// supervised learning · regression & classification
Ensemble means a group of items. Ensemble methods mean using groups of models which are integrated in such a way that they are able to address the bias-variance problem, which often occurs when finding a solution by creating only a single model. Ensemble methods are meta-algorithms that make use of other modeling algorithms as components to learn a collection of predictors.
These Ensemble methods can be used for problems solved using Supervised Learning and Unsupervised Learning, however here only the use of ensemble methods for Regression and Classification problems, solved in a supervised learning setup, is discussed.
Ensemble models can be of two types: Homogeneous and Heterogeneous. Under a Homogeneous ensemble model, only one induction algorithm is used, employing a single learning algorithm (such as Logistic Regression) along with Cross Validation (generally k-fold) to form several base models. Heterogeneous Ensemble Models, by contrast, use different induction algorithms, employing multiple learning algorithms (such as Logistic Regression, KNN, SVM etc.) to build different base models. In both cases, the resulting set of predictors/classifiers is combined through algebraic or voting methods to predict or classify new data points.
The idea behind ensemble models is to use several weak models to come up with a relatively strong model, much like asking several people a question and combining their answers rather than relying on one. There are mainly three types of Ensemble Methods explored below: Bagging, Boosting, and Stacking.

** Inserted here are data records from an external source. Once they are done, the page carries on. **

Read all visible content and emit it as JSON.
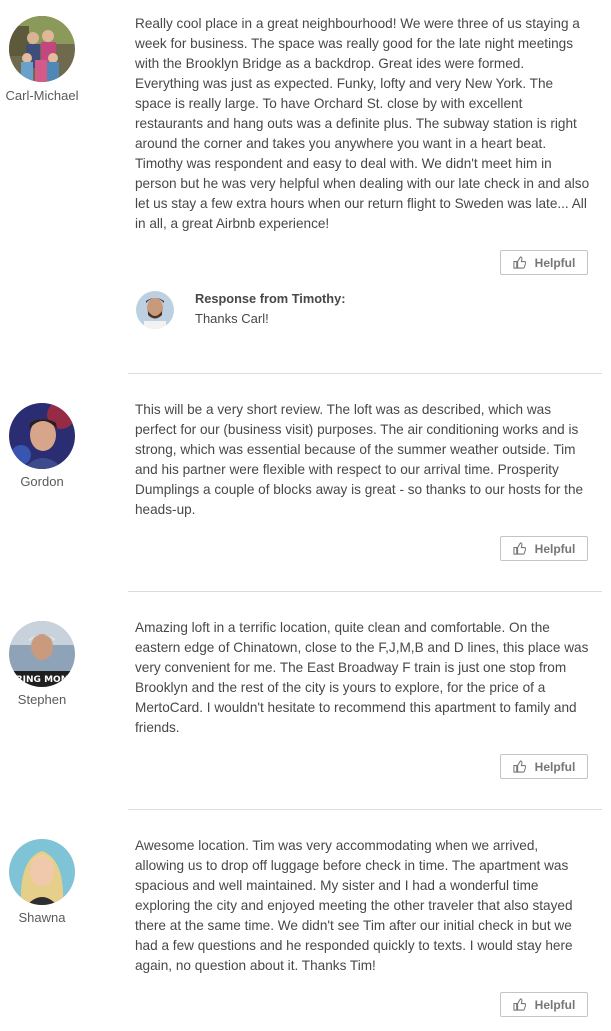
{
  "reviews": [
    {
      "name": "Carl-Michael",
      "avatar_icon": "avatar-family-photo",
      "text": "Really cool place in a great neighbourhood! We were three of us staying a week for business. The space was really good for the late night meetings with the Brooklyn Bridge as a backdrop. Great ides were formed. Everything was just as expected. Funky, lofty and very New York. The space is really large. To have Orchard St. close by with excellent restaurants and hang outs was a definite plus. The subway station is right around the corner and takes you anywhere you want in a heart beat. Timothy was respondent and easy to deal with. We didn't meet him in person but he was very helpful when dealing with our late check in and also let us stay a few extra hours when our return flight to Sweden was late... All in all, a great Airbnb experience!",
      "helpful_label": "Helpful",
      "response": {
        "title": "Response from Timothy:",
        "text": "Thanks Carl!",
        "avatar_icon": "avatar-host-photo"
      }
    },
    {
      "name": "Gordon",
      "avatar_icon": "avatar-man-photo",
      "text": "This will be a very short review. The loft was as described, which was perfect for our (business visit) purposes. The air conditioning works and is strong, which was essential because of the summer weather outside. Tim and his partner were flexible with respect to our arrival time. Prosperity Dumplings a couple of blocks away is great - so thanks to our hosts for the heads-up.",
      "helpful_label": "Helpful"
    },
    {
      "name": "Stephen",
      "avatar_icon": "avatar-man-cap-photo",
      "avatar_sign_text": "RING MON",
      "text": "Amazing loft in a terrific location, quite clean and comfortable. On the eastern edge of Chinatown, close to the F,J,M,B and D lines, this place was very convenient for me. The East Broadway F train is just one stop from Brooklyn and the rest of the city is yours to explore, for the price of a MertoCard. I wouldn't hesitate to recommend this apartment to family and friends.",
      "helpful_label": "Helpful"
    },
    {
      "name": "Shawna",
      "avatar_icon": "avatar-woman-photo",
      "text": "Awesome location. Tim was very accommodating when we arrived, allowing us to drop off luggage before check in time. The apartment was spacious and well maintained. My sister and I had a wonderful time exploring the city and enjoyed meeting the other traveler that also stayed there at the same time. We didn't see Tim after our initial check in but we had a few questions and he responded quickly to texts. I would stay here again, no question about it. Thanks Tim!",
      "helpful_label": "Helpful"
    }
  ],
  "colors": {
    "text": "#484848",
    "divider": "#dcdcdc",
    "button_border": "#c4c4c4",
    "button_text": "#767676"
  }
}
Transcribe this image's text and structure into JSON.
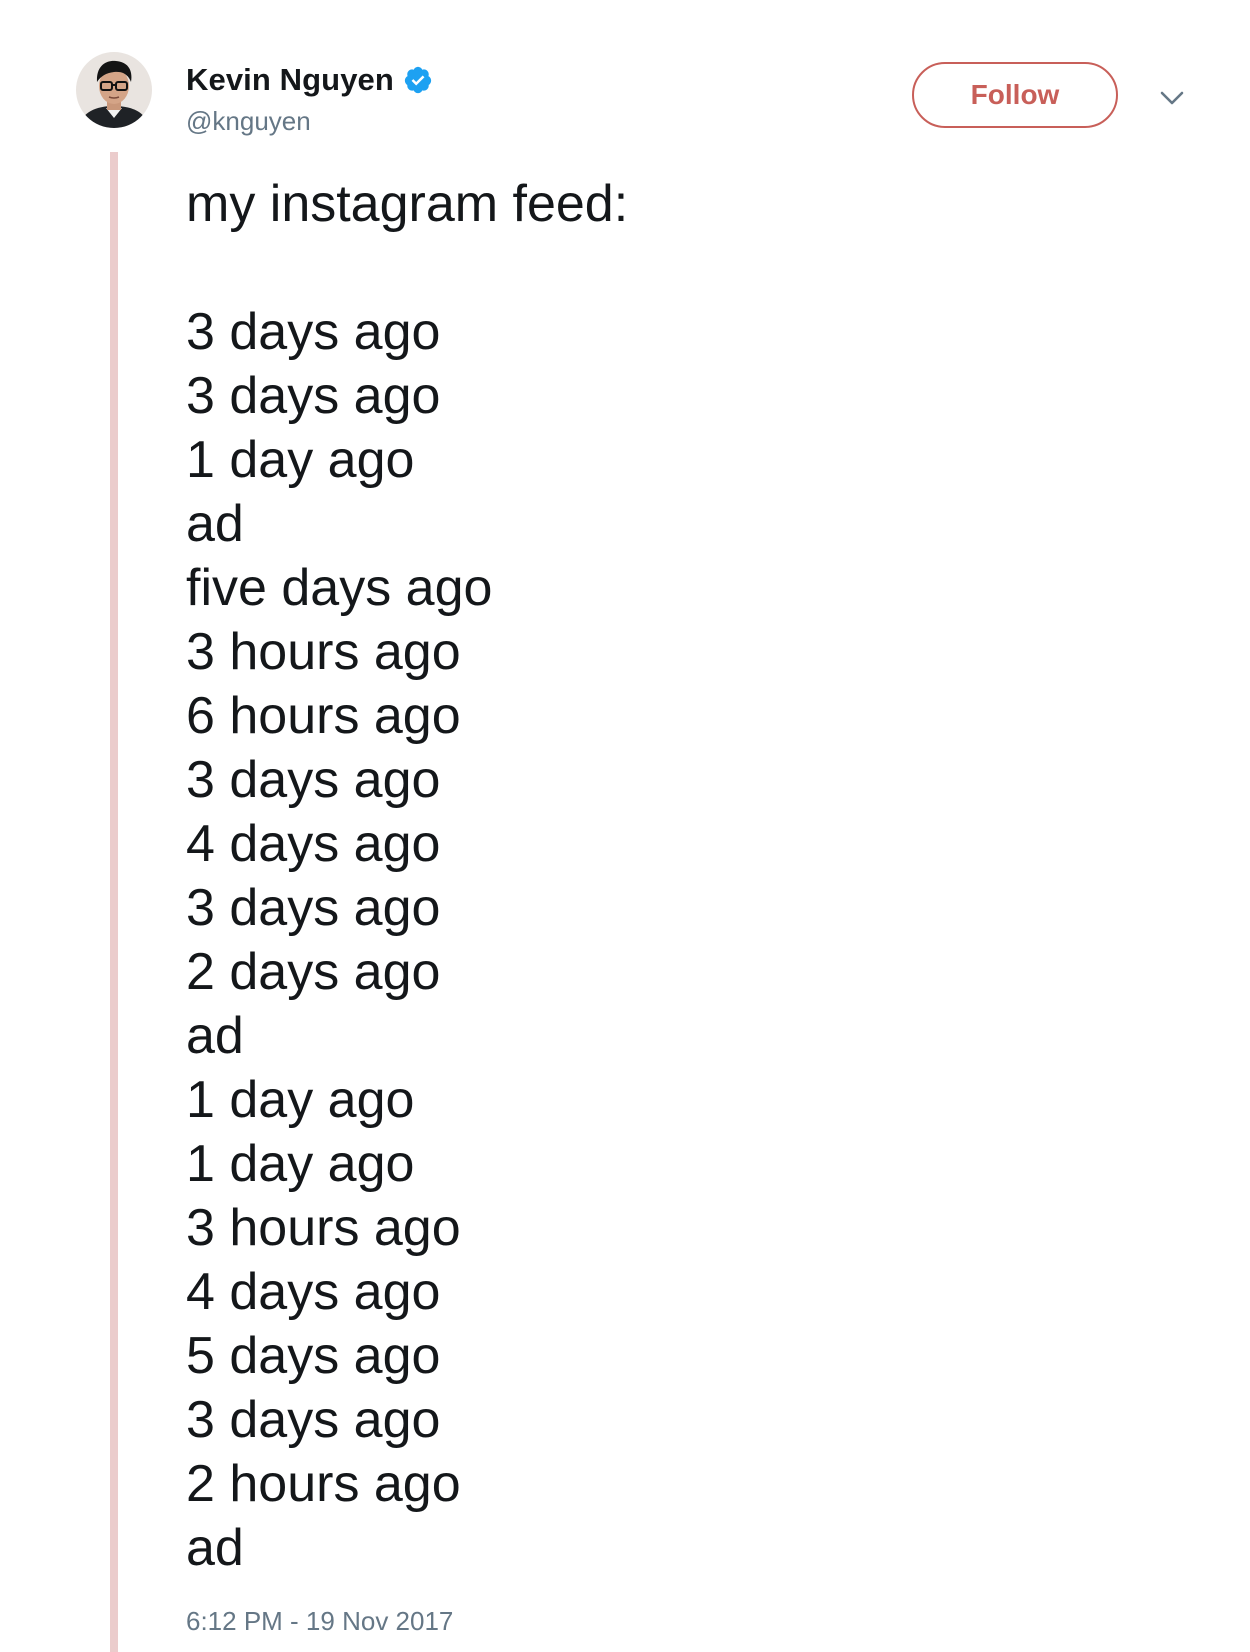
{
  "author": {
    "display_name": "Kevin Nguyen",
    "handle": "@knguyen",
    "verified": true
  },
  "actions": {
    "follow_label": "Follow"
  },
  "tweet": {
    "first_line": "my instagram feed:",
    "lines": [
      "3 days ago",
      "3 days ago",
      "1 day ago",
      "ad",
      "five days ago",
      "3 hours ago",
      "6 hours ago",
      "3 days ago",
      "4 days ago",
      "3 days ago",
      "2 days ago",
      "ad",
      "1 day ago",
      "1 day ago",
      "3 hours ago",
      "4 days ago",
      "5 days ago",
      "3 days ago",
      "2 hours ago",
      "ad"
    ],
    "timestamp": "6:12 PM - 19 Nov 2017"
  },
  "icons": {
    "verified": "verified-badge-icon",
    "chevron": "chevron-down-icon"
  },
  "colors": {
    "accent": "#c85f59",
    "verified_blue": "#1da1f2",
    "secondary_text": "#657786",
    "thread_line": "#ebcccc",
    "primary_text": "#14171a"
  }
}
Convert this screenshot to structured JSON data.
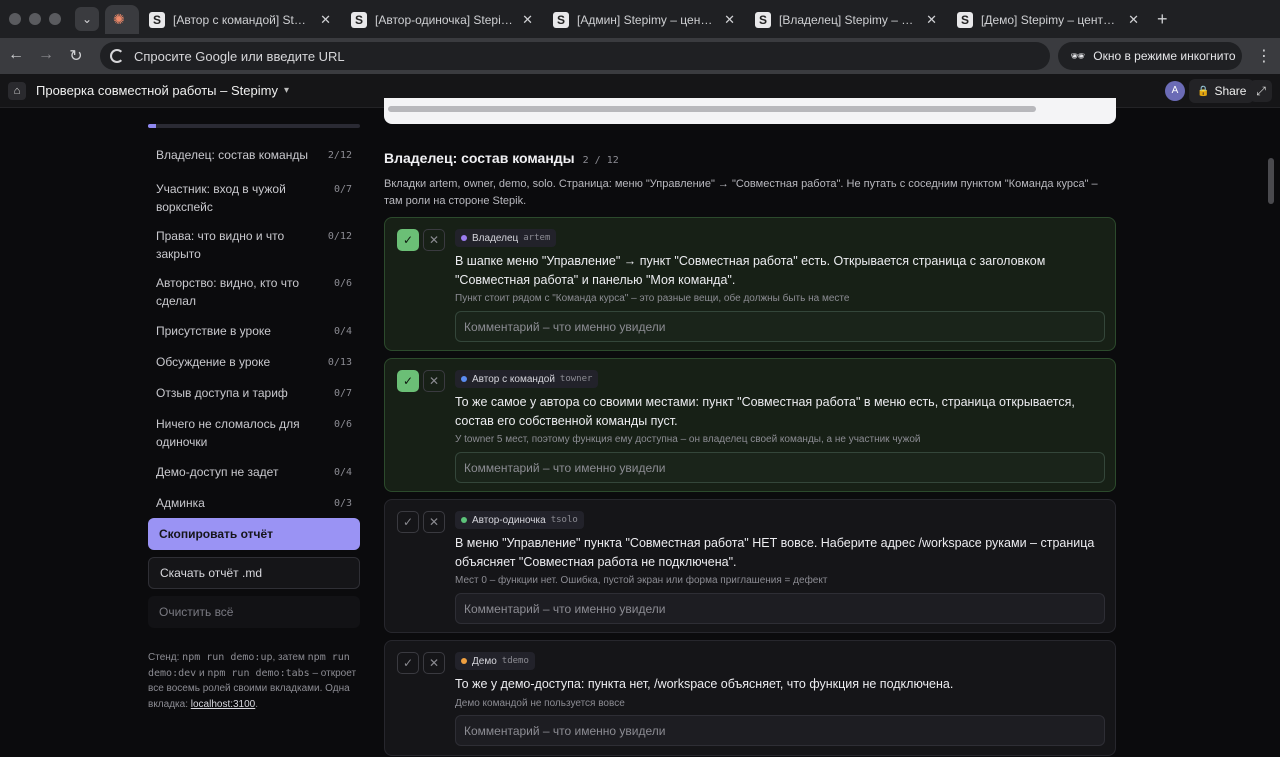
{
  "browser": {
    "tabs": [
      {
        "title": "[Автор с командой] Stepimy –",
        "favicon": "S"
      },
      {
        "title": "[Автор-одиночка] Stepimy –",
        "favicon": "S"
      },
      {
        "title": "[Админ] Stepimy – центр упр",
        "favicon": "S"
      },
      {
        "title": "[Владелец] Stepimy – центр",
        "favicon": "S"
      },
      {
        "title": "[Демо] Stepimy – центр упр",
        "favicon": "S"
      }
    ],
    "omnibox_placeholder": "Спросите Google или введите URL",
    "incognito_label": "Окно в режиме инкогнито"
  },
  "app": {
    "title": "Проверка совместной работы – Stepimy",
    "avatar_initial": "A",
    "share_label": "Share"
  },
  "sidebar": {
    "progress_fraction": 0.04,
    "items": [
      {
        "label": "Владелец: состав команды",
        "count": "2/12"
      },
      {
        "label": "Участник: вход в чужой воркспейс",
        "count": "0/7"
      },
      {
        "label": "Права: что видно и что закрыто",
        "count": "0/12"
      },
      {
        "label": "Авторство: видно, кто что сделал",
        "count": "0/6"
      },
      {
        "label": "Присутствие в уроке",
        "count": "0/4"
      },
      {
        "label": "Обсуждение в уроке",
        "count": "0/13"
      },
      {
        "label": "Отзыв доступа и тариф",
        "count": "0/7"
      },
      {
        "label": "Ничего не сломалось для одиночки",
        "count": "0/6"
      },
      {
        "label": "Демо-доступ не задет",
        "count": "0/4"
      },
      {
        "label": "Админка",
        "count": "0/3"
      }
    ],
    "copy_report": "Скопировать отчёт",
    "download_report": "Скачать отчёт .md",
    "clear_all": "Очистить всё",
    "hint_prefix": "Стенд: ",
    "hint_cmd1": "npm run demo:up",
    "hint_mid1": ", затем ",
    "hint_cmd2": "npm run demo:dev",
    "hint_mid2": " и ",
    "hint_cmd3": "npm run demo:tabs",
    "hint_mid3": " – откроет все восемь ролей своими вкладками. Одна вкладка: ",
    "hint_link": "localhost:3100",
    "hint_end": "."
  },
  "section": {
    "title": "Владелец: состав команды",
    "count": "2 / 12",
    "description": "Вкладки artem, owner, demo, solo. Страница: меню \"Управление\" → \"Совместная работа\". Не путать с соседним пунктом \"Команда курса\" – там роли на стороне Stepik."
  },
  "cards": [
    {
      "checked": true,
      "role": "Владелец",
      "login": "artem",
      "dot_color": "#9b7cf0",
      "text": "В шапке меню \"Управление\" → пункт \"Совместная работа\" есть. Открывается страница с заголовком \"Совместная работа\" и панелью \"Моя команда\".",
      "note": "Пункт стоит рядом с \"Команда курса\" – это разные вещи, обе должны быть на месте",
      "comment_placeholder": "Комментарий – что именно увидели"
    },
    {
      "checked": true,
      "role": "Автор с командой",
      "login": "towner",
      "dot_color": "#5b8df0",
      "text": "То же самое у автора со своими местами: пункт \"Совместная работа\" в меню есть, страница открывается, состав его собственной команды пуст.",
      "note": "У towner 5 мест, поэтому функция ему доступна – он владелец своей команды, а не участник чужой",
      "comment_placeholder": "Комментарий – что именно увидели"
    },
    {
      "checked": false,
      "role": "Автор-одиночка",
      "login": "tsolo",
      "dot_color": "#5cc27a",
      "text": "В меню \"Управление\" пункта \"Совместная работа\" НЕТ вовсе. Наберите адрес /workspace руками – страница объясняет \"Совместная работа не подключена\".",
      "note": "Мест 0 – функции нет. Ошибка, пустой экран или форма приглашения = дефект",
      "comment_placeholder": "Комментарий – что именно увидели"
    },
    {
      "checked": false,
      "role": "Демо",
      "login": "tdemo",
      "dot_color": "#f0a040",
      "text": "То же у демо-доступа: пункта нет, /workspace объясняет, что функция не подключена.",
      "note": "Демо командой не пользуется вовсе",
      "comment_placeholder": "Комментарий – что именно увидели"
    }
  ]
}
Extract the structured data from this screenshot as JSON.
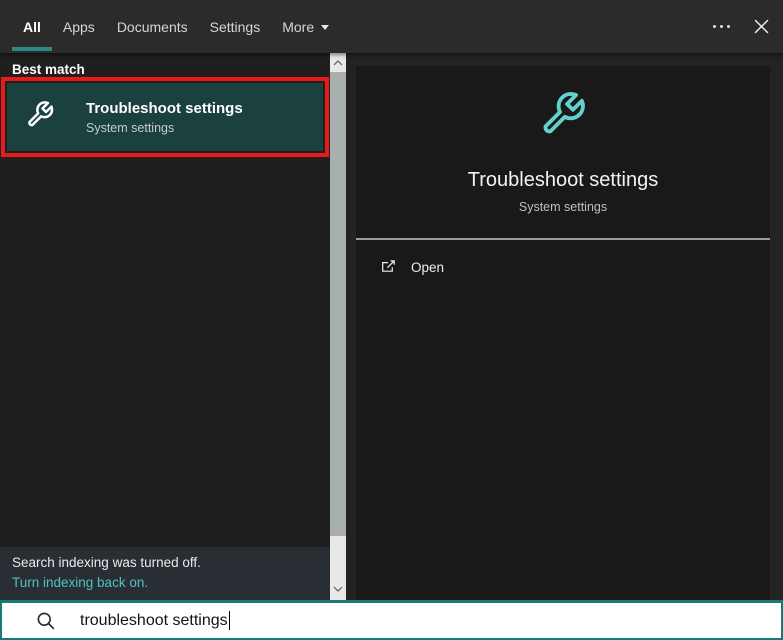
{
  "colors": {
    "accent": "#2b8a88",
    "accent-bright": "#62d2cf",
    "link": "#4fc4bc",
    "tile-bg": "#1a413d",
    "annotation": "#e81b1b",
    "topbar-bg": "#2b2b2b",
    "window-bg": "#232323",
    "panel-bg": "#191919",
    "left-bg": "#1f1f1f",
    "footer-bg": "#282e34",
    "search-border": "#1a7a78",
    "scroll-thumb": "#a9aeae",
    "scroll-track": "#e8e8e8"
  },
  "topbar": {
    "tabs": [
      {
        "label": "All",
        "active": true
      },
      {
        "label": "Apps",
        "active": false
      },
      {
        "label": "Documents",
        "active": false
      },
      {
        "label": "Settings",
        "active": false
      },
      {
        "label": "More",
        "active": false,
        "dropdown": true
      }
    ]
  },
  "left": {
    "section_label": "Best match",
    "result": {
      "title": "Troubleshoot settings",
      "subtitle": "System settings"
    },
    "footer": {
      "message": "Search indexing was turned off.",
      "link": "Turn indexing back on."
    }
  },
  "right": {
    "title": "Troubleshoot settings",
    "subtitle": "System settings",
    "actions": [
      {
        "label": "Open"
      }
    ]
  },
  "search": {
    "value": "troubleshoot settings"
  },
  "icons": {
    "search": "magnifier-icon",
    "result": "wrench-icon",
    "hero": "wrench-icon",
    "open": "open-external-icon",
    "close": "close-icon",
    "see_more": "ellipsis-icon",
    "more_tab": "chevron-down-icon",
    "scroll_up": "chevron-up-icon",
    "scroll_down": "chevron-down-icon"
  }
}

Bagging is a type of ensemble method where sampling of the data is done in such a way that the problem of overfitting can be addressed. There are various types of Bagging such as Pasting, Bootstrapping, Random Subspaces and Random Patches. It is the Bootstrapping method, where several subsets of data from the training set are chosen randomly with replacement, that is often considered the Bagging method. The most common algorithm used during the bagging process is decision trees, and a popular variant of Bagging is Random Forest.

Boosting is another ensemble method where the output of the previous model affects the next model, learning the function sequentially. There are multiple types of Boosting such as Adaptive Boosting, Gradient Boosting and Extreme Gradient Boosting. Adaptive Boosting uses a number of weak learners where the function is learnt sequentially by assigning weights to the errors. Gradient Boosting extends Adaptive Boosting by using Gradient Descent, and Extreme Gradient Boosting is a more sophisticated variant of Gradient Boosting.

When a lot of different models are applied to data simultaneously, this method of meta-ensemble modeling is known as Stacking. Here there is no single function; rather there is a meta-level where a function is used to combine the outputs of different functions, so information from various models is combined into a unique model. This is among the most advanced forms of data modeling, commonly used in data hackathons and other online competitions where maximum accuracy is required. Stacking models can have multiple levels and can be made very complex using various combinations of features and algorithms.